Mondial 2026 : la FSF parle d’« échec collectif » et évoque le cas Pape Thiaw

Abdoulaye Saydou Sow a levé le voile sur les coulisses du dossier contractuel de Pape Thiaw, révélant notamment le rôle déterminant joué par le président Bassirou Diomaye Faye.

Alors que le Sénégal visait une place en quart de finale lors du Mondial 2026, les Lions ont finalement été éliminés dès les huitièmes de finale par la Belgique. Un résultat décevant que le secrétaire général de la Fédération sénégalaise de football (FSF) n’hésite pas à qualifier d’« échec collectif », dans une interview accordée à Sud Quotidien.

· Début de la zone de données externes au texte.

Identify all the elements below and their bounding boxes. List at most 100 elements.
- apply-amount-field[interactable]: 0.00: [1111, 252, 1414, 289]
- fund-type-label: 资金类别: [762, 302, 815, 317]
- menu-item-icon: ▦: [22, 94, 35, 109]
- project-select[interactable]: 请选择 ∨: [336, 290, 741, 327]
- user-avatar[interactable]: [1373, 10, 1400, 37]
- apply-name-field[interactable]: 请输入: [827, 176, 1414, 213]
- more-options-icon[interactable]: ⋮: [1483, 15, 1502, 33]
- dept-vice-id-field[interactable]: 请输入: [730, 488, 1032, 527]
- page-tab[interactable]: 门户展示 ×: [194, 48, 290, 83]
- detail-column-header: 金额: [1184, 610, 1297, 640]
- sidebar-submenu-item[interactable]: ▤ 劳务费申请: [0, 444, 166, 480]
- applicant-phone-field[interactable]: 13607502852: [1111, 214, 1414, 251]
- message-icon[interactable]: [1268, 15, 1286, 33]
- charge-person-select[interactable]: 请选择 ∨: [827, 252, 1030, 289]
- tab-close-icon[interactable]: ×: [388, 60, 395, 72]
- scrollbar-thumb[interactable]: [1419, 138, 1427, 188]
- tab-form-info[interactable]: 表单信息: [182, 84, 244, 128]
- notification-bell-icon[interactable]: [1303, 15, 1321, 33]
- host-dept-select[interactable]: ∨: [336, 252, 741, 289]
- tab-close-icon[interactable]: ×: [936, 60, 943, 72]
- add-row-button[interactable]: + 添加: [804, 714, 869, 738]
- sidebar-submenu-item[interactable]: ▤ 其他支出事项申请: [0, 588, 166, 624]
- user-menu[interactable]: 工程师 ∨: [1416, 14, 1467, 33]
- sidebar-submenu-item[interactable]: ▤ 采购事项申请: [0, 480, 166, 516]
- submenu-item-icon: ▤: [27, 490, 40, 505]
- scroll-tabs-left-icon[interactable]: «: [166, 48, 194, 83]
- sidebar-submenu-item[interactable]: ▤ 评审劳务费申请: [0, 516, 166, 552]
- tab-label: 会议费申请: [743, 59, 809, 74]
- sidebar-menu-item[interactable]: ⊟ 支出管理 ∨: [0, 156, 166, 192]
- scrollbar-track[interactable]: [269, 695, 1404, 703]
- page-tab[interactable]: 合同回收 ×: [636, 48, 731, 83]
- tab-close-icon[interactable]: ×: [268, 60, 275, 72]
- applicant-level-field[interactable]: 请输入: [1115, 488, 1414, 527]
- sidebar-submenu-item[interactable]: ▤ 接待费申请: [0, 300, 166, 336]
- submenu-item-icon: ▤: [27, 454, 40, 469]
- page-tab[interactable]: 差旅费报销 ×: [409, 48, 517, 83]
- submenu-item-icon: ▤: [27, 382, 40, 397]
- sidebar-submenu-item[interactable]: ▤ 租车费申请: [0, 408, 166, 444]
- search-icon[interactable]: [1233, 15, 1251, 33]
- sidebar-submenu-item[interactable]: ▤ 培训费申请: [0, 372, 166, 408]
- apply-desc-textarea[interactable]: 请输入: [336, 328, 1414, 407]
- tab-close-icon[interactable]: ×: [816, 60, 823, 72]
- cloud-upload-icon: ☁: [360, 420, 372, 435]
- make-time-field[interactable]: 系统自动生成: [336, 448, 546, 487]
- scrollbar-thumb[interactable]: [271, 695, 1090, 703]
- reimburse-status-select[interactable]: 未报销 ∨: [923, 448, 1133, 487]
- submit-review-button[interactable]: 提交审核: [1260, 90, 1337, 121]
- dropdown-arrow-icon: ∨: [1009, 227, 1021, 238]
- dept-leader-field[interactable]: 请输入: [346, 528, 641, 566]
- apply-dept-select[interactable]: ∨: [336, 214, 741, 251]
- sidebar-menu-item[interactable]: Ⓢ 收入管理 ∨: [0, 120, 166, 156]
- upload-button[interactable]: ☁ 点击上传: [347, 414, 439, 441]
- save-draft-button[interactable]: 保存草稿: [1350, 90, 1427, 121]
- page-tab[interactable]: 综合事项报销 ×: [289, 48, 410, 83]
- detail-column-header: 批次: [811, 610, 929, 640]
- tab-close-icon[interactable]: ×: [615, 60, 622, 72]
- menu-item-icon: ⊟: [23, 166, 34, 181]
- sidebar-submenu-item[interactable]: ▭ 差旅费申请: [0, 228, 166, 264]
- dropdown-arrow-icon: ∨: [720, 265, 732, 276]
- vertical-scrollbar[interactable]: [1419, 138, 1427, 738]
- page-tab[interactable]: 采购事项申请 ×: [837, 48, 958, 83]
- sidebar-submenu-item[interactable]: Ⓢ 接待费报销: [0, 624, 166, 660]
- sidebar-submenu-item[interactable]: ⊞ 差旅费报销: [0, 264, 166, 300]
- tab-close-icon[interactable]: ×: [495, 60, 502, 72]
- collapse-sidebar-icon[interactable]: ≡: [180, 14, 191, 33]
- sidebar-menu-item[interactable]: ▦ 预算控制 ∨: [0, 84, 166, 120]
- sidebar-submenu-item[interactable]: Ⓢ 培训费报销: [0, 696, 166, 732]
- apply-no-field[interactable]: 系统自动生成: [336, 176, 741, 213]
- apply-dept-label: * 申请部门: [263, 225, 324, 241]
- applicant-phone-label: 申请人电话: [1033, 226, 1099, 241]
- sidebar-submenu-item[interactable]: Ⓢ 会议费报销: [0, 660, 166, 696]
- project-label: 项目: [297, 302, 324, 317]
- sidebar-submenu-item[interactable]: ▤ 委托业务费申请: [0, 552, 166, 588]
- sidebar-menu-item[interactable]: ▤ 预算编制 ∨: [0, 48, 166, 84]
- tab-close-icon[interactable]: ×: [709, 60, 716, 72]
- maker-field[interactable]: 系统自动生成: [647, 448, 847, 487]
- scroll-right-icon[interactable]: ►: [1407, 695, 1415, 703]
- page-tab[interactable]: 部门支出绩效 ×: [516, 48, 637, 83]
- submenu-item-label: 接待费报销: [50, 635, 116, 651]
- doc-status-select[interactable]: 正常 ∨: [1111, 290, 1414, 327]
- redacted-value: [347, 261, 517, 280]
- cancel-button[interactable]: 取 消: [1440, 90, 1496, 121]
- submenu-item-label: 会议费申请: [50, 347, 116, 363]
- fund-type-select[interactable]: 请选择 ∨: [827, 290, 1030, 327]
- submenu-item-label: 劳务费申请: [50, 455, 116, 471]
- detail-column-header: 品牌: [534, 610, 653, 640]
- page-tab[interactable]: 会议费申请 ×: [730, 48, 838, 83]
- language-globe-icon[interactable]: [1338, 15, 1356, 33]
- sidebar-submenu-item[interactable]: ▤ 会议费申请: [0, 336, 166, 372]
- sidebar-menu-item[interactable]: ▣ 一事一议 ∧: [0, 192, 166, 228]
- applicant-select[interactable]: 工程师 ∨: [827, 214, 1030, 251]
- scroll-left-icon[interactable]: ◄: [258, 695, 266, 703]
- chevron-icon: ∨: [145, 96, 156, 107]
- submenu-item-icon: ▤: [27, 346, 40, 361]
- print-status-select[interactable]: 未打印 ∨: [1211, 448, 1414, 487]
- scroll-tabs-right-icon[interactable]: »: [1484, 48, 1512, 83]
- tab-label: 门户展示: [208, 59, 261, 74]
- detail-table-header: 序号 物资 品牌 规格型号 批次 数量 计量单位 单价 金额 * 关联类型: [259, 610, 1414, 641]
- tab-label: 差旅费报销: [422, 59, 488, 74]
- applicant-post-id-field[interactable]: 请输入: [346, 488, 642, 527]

Selon lui, le Comité exécutif a procédé à une analyse complète de la campagne : préparation technique, organisation, logistique et gestion financière. L’objectif n’était pas de pointer du doigt un individu, encore moins de faire de l’entraîneur un bouc émissaire. « Nous assumons une responsabilité collective », a-t-il insisté, rappelant au passage que l’équipe n’a remporté qu’un seul match durant la compétition.

Ces déclarations interviennent dans un contexte marqué par des révélations sur certains excès au sein de la délégation sénégalaise aux États-Unis, notamment liés à des soirées, à la consommation d’alcool et à des dépenses jugées élevées. Sans commenter directement ces accusations, Abdoulaye Saydou Sow a toutefois reconnu une faille importante : l’absence de signature du contrat de Pape Thiaw avant le début du tournoi, qu’il a qualifiée d’« impair ».

Le dossier n’a pu être débloqué que grâce à l’intervention directe du président Bassirou Diomaye Faye. Les discussions, entamées après la CAN avec le ministère des Sports, achoppaient jusque-là sur des désaccords salariaux. Un projet de contrat avait pourtant été transmis dès le 26 février 2026, sans qu’un accord ne soit trouvé avant le départ pour la Coupe du monde.

Se projetant vers l’avenir, le secrétaire général de la FSF appelle à une réforme en profondeur des relations entre l’État et la Fédération. Selon lui, le mode de gestion actuel des contrats des sélectionneurs constitue une source de blocage. « Lorsque la Fédération ne maîtrise pas entièrement la relation contractuelle avec son entraîneur, cela fragilise son autorité », a-t-il averti.

Un message clair, qui ouvre le débat sur une refonte du fonctionnement institutionnel du football sénégalais après cet échec mondial.